Sunday, May 4, 2008

To Remember What You Read

Have you ever read something of significant value, but the next day or maybe even the next hour you were not able to recall what you had read? There are many reasons for this, which I discuss in my books on how to remember scripture. But as we learn new things there is a natural tendency to forget what we have just previously learned. It's called interference. New memories can crowd out or interfere with previously learned information, unless... we can somehow transfer that information from or fragile short-term memory (which lasts only a few seconds) into long term storage first.

There are two simple strategies for doing this - (1) creating sensory rich pictures as we go, and (2) anchoring these images to something familiar. These two simple strategies once learned and applied can vastly improve information storage and ease of retrieval. And what's more, they can actually both be accomplished at the same time in one easy process. I'll explain, and then you can try it for yourself.

We've all heard the phrase "A picture is worth a thousand words." And so it is, especially when it comes to remembering. Our brain works well with pictures or images. Particularly familiar images are easy to store and retrieve while abstract concepts or ideas are hard for our brain to hold on to. That is one reason why Jesus taught in parables. These evoked images that were easy for them to picture identify with and later recall. So here is how you can anchor what you learn, for later easy access.

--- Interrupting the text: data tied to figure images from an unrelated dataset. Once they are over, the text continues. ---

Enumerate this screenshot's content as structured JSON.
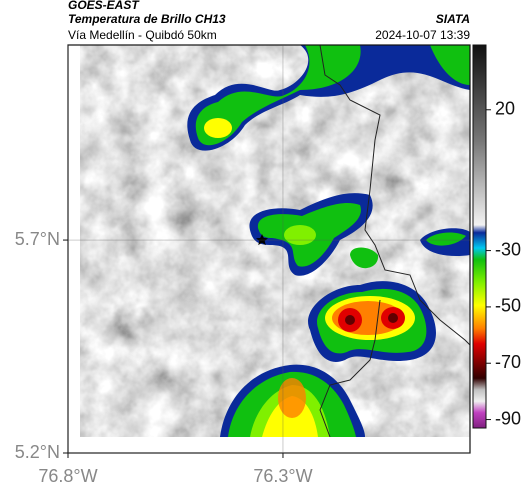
{
  "header": {
    "title": "GOES-EAST",
    "subtitle": "Temperatura de Brillo CH13",
    "source": "SIATA",
    "route": "Vía Medellín - Quibdó 50km",
    "timestamp": "2024-10-07 13:39"
  },
  "map": {
    "xlim": [
      -76.8,
      -75.865
    ],
    "ylim": [
      5.2,
      6.158
    ],
    "xticks": [
      {
        "value": -76.8,
        "label": "76.8°W"
      },
      {
        "value": -76.3,
        "label": "76.3°W"
      }
    ],
    "yticks": [
      {
        "value": 5.7,
        "label": "5.7°N"
      },
      {
        "value": 5.2,
        "label": "5.2°N"
      }
    ],
    "grid": true
  },
  "colorbar": {
    "clim": [
      -93,
      43
    ],
    "ticks": [
      20,
      -30,
      -50,
      -70,
      -90
    ]
  }
}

If you are about to read something that will be important for you to remember, first take a moment to identify a place you are familiar with, where you can tie or anchor this information to. It could be your backyard, some place in your neighborhood, a park, your local church, school or any other place you know well. Then try to picture the events or the essence of the information you are reading about, in that particular setting in sensory rich detail. That means taking just a few seconds to make those pictures or images vivid, with color, texture, even action. See the information, imagine how it feels, and add any sounds, smells or tastes that might be associated with these images in that setting. All this will help to create a much more memorable picture, anchored to a specific place.

So the next time you want this information you will know right where to go in your mind (on your mental map) to locate it, in rich detail.

Of course more information for creating sensory rich images, anchors and mental maps can be found in my books, but if you will just take a few minutes to practice this simple memory strategy next time you need to remember something you read, I think you will find your memory to be much more capable than you had previously thought.
Until next time, this is Dave Larsen.


Anne Bradshaw said...

I love this idea. Sounds like a winner. Now, if I can only keep remembering how to do it . . . :-)

Rebecca Talley said...

I find that if I can explain what I've just read, it becomes part of my long-term memory.

I'll try what you suggested and see how that works. Thanks.